0.00011774052568558*x**4 - 0.0234473639460389*x**3 + 1.54998930345049*x**2 - 37.9093930857986*x + 259.318996997922

ydata_p = 0.00011774052568558*xdata**4 - 0.0234473639460389*xdata**3 + 1.54998930345049*xdata**2 - 37.9093930857986*xdata + 259.318996997922

plt.plot(xdata,ydata_p,'-g')
plt.grid()
plt.title('Change in sales over first 100 days')
plt.xlabel('Days')
plt.ylabel('Rate of change of sales')
plt.show()

We see that the biggest increases and decreases are at the beginning and end of the time frame. This might mean that you do a good job of advertising your product in the first 11 days, but then something about your roll-out starts to be less effective. After about day 87 it seems that sales are taking off and the as the rate of change increases.
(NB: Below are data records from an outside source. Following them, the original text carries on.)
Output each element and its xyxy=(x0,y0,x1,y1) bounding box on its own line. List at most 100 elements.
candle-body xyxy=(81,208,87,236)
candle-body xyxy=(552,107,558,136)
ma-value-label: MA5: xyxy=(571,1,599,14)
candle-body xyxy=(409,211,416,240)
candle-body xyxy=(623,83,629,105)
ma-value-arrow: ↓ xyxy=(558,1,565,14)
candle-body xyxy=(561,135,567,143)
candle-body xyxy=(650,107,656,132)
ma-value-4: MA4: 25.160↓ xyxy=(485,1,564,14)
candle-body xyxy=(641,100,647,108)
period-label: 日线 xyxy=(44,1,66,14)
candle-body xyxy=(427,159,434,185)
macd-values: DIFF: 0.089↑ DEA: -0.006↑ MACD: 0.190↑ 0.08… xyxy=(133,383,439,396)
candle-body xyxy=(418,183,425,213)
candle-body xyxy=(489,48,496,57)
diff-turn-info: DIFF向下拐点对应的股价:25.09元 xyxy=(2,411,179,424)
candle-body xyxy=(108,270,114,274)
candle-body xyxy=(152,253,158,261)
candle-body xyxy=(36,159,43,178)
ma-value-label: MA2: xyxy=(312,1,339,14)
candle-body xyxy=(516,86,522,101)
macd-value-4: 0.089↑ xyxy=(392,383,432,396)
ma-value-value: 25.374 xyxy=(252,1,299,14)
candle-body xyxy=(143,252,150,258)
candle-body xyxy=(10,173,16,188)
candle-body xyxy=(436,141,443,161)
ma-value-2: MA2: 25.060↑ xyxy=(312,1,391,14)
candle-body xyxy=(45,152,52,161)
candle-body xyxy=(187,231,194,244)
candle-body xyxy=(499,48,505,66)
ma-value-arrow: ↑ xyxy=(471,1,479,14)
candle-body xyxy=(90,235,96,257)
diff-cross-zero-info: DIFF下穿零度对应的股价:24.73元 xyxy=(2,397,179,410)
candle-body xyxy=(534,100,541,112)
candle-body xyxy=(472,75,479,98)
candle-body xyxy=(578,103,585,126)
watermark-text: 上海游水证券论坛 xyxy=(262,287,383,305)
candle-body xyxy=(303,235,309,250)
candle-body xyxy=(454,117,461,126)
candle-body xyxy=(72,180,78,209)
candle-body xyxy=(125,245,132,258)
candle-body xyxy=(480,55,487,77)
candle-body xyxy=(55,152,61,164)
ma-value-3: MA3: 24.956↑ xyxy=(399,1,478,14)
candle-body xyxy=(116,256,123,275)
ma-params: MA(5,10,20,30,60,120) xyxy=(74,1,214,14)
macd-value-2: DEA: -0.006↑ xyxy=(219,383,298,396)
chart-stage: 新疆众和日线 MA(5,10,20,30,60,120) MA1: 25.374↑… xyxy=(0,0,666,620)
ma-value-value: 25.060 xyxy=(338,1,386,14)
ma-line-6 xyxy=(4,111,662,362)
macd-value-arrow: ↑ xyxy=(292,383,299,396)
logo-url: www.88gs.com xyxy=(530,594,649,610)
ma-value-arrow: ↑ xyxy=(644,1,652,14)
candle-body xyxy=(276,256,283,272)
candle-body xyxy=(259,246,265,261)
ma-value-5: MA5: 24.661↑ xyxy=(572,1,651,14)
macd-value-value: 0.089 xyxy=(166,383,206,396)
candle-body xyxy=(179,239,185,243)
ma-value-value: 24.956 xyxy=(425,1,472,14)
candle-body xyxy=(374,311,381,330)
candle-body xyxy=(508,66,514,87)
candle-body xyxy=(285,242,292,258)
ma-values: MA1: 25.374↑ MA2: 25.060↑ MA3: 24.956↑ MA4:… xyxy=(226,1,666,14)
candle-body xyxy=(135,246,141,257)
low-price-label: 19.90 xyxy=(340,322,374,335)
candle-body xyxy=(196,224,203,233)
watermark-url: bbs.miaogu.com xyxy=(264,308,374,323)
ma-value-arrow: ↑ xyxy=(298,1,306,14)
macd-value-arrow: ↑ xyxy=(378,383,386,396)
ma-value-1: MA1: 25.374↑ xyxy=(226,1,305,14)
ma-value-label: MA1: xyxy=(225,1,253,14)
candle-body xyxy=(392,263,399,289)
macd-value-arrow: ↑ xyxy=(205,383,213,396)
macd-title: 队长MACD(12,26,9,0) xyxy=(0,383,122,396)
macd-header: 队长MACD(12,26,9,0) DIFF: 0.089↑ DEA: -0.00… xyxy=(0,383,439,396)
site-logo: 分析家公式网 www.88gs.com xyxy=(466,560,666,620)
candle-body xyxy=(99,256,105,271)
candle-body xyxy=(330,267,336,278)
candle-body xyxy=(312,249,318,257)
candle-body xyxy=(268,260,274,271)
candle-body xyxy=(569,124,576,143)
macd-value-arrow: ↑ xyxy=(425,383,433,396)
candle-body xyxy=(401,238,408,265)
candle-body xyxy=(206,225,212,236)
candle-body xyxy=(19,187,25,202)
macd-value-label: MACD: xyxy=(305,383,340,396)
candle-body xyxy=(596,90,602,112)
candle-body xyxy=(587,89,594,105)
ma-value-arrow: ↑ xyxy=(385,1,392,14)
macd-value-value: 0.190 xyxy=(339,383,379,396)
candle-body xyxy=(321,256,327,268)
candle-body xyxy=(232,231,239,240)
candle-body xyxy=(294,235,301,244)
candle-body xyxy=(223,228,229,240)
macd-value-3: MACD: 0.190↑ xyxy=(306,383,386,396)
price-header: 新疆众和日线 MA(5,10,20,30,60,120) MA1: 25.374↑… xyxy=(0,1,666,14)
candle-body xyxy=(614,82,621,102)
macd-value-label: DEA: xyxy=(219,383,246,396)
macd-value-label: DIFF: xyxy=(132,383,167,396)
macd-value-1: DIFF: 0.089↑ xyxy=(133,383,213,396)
There are two ranges where we see a negative rate of change of sales, aka sales are decreasing. Between days 11 and 34 there are decreases in sales and again between days 66 and 87 there are decreases in sales.

print(y_pp)

0.000470962102742321*x**3 - 0.0703420918381168*x**2 + 3.09997860690097*x - 37.9093930857986

ydata_pp = 0.000470962102742321*xdata**3 - 0.0703420918381168*xdata**2 + 3.09997860690097*xdata - 37.9093930857986

plt.plot(xdata,ydata_pp,'-m')
plt.grid()
plt.title('Change in sales rate over first 100 days')
plt.xlabel('Days')
plt.ylabel('Acceleration of sales')
plt.show()

The highest curvature is also at the ends of the data. Your sales start of with a large positive rate of change but loose acceleration quickly. You should try to keep up the momentum from your initial launch. Again toward the end it seems that you have achieved a following for your product and we see the sales accelerate quickly.